When a new automaker produces its first car for a paying customer, it's understandable that the company's founder and CEO would be proud enough to Tweet about it. But for Rivian leader RJ Scaringe, a simple Tweet was not enough. That's why he got behind the wheel and drove the first retail unit R1T all-electric pickup truck out of the assembly plant.
Scaringe Tweeted about the landmark moment at the Normal, Illinois, factory this week as well, thanking his team's collective effort and saying that he "can't wait to get these into the hands of our customers." Rivian has been working on its electric vehicles (EVs) in one form or another for years, and even just building the various pre-production vehicles required to get to this point took many months, Scaringe said.
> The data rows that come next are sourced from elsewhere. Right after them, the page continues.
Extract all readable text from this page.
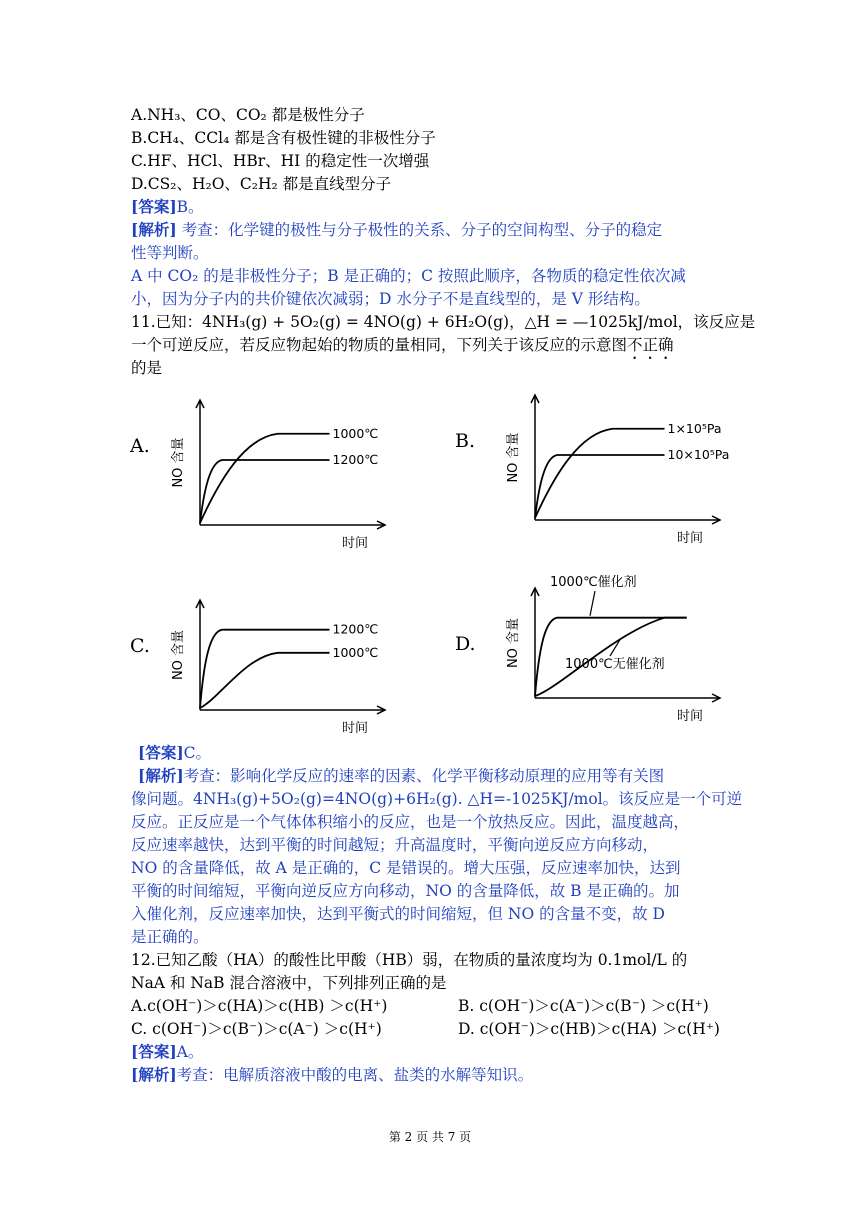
A.NH₃、CO、CO₂ 都是极性分子
B.CH₄、CCl₄ 都是含有极性键的非极性分子
C.HF、HCl、HBr、HI 的稳定性一次增强
D.CS₂、H₂O、C₂H₂ 都是直线型分子
[答案]B。
[解析] 考查：化学键的极性与分子极性的关系、分子的空间构型、分子的稳定
性等判断。
A 中 CO₂ 的是非极性分子；B 是正确的；C 按照此顺序，各物质的稳定性依次减
小，因为分子内的共价键依次减弱；D 水分子不是直线型的，是 V 形结构。
11.已知：4NH₃(g) + 5O₂(g) = 4NO(g) + 6H₂O(g)，△H = —1025kJ/mol，该反应是
一个可逆反应，若反应物起始的物质的量相同，下列关于该反应的示意图不正确
的是
A. NO 含量
时间
1000℃
1200℃
B. NO 含量
时间
1×10⁵Pa
10×10⁵Pa
C. NO 含量
时间
1200℃
1000℃	D. NO 含量
时间
1000℃催化剂
1000℃无催化剂
[答案]C。
[解析]考查：影响化学反应的速率的因素、化学平衡移动原理的应用等有关图
像问题。4NH₃(g)+5O₂(g)=4NO(g)+6H₂(g). △H=-1025KJ/mol。该反应是一个可逆
反应。正反应是一个气体体积缩小的反应，也是一个放热反应。因此，温度越高，
反应速率越快，达到平衡的时间越短；升高温度时，平衡向逆反应方向移动，
NO 的含量降低，故 A 是正确的，C 是错误的。增大压强，反应速率加快，达到
平衡的时间缩短，平衡向逆反应方向移动，NO 的含量降低，故 B 是正确的。加
入催化剂，反应速率加快，达到平衡式的时间缩短，但 NO 的含量不变，故 D
是正确的。
12.已知乙酸（HA）的酸性比甲酸（HB）弱，在物质的量浓度均为 0.1mol/L 的
NaA 和 NaB 混合溶液中，下列排列正确的是
A.c(OH⁻)＞c(HA)＞c(HB) ＞c(H⁺)	B. c(OH⁻)＞c(A⁻)＞c(B⁻) ＞c(H⁺)
C. c(OH⁻)＞c(B⁻)＞c(A⁻) ＞c(H⁺)	D. c(OH⁻)＞c(HB)＞c(HA) ＞c(H⁺)
[答案]A。
[解析]考查：电解质溶液中酸的电离、盐类的水解等知识。
第 2 页 共 7 页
Rivian previously stated it would start delivering vehicles to customers in September. Still, it can now claim that it was the first to build a modern production electric truck. It's a big claim for a company that only came out of stealth mode at the 2018 Los Angeles Auto Show, where it displayed prototype versions of the R1T truck and the R1S SUV for the first time. According to TechCrunch, the company has raised over $10 billion since 2019, and the first R1S deliveries will follow the R1T deliveries "shortly," Scaringe wrote in a letter to customers earlier this year.
All the hurdles for that to happen seem to have been jumped. Not only are Rivian's production vehicles rolling off the production line, but the EVs have also been "fully certified by NHTSA, EPA, and CARB, and are ready for sale in all 50 states," a Rivian spokesperson told Bloomberg in an email.
Lest we forget, Rivian isn't the only company building all-electric pickup trucks right now. Ford, which has a partnership with Rivian, announced that it has started building pre-production units of the first Ford F-150 Lightning electric trucks at its Rouge Electric Vehicle Center in Dearborn, Michigan. That's music to the ears of the 150,000 people who have reserved one of these trucks, which Ford won't start selling until next spring.
The Lightning electric truck has a maximum targeted range of 300 miles. It offers features that gas-powered trucks don't, like Intelligent Backup Power that can be used to power a properly equipped home during a power outage. Rivian's trucks offer unique benefits, too, such as a "gear tunnel" behind the rear seats that can be accessed from outside the truck to store goods and can also be equipped with a pull-out camp kitchen.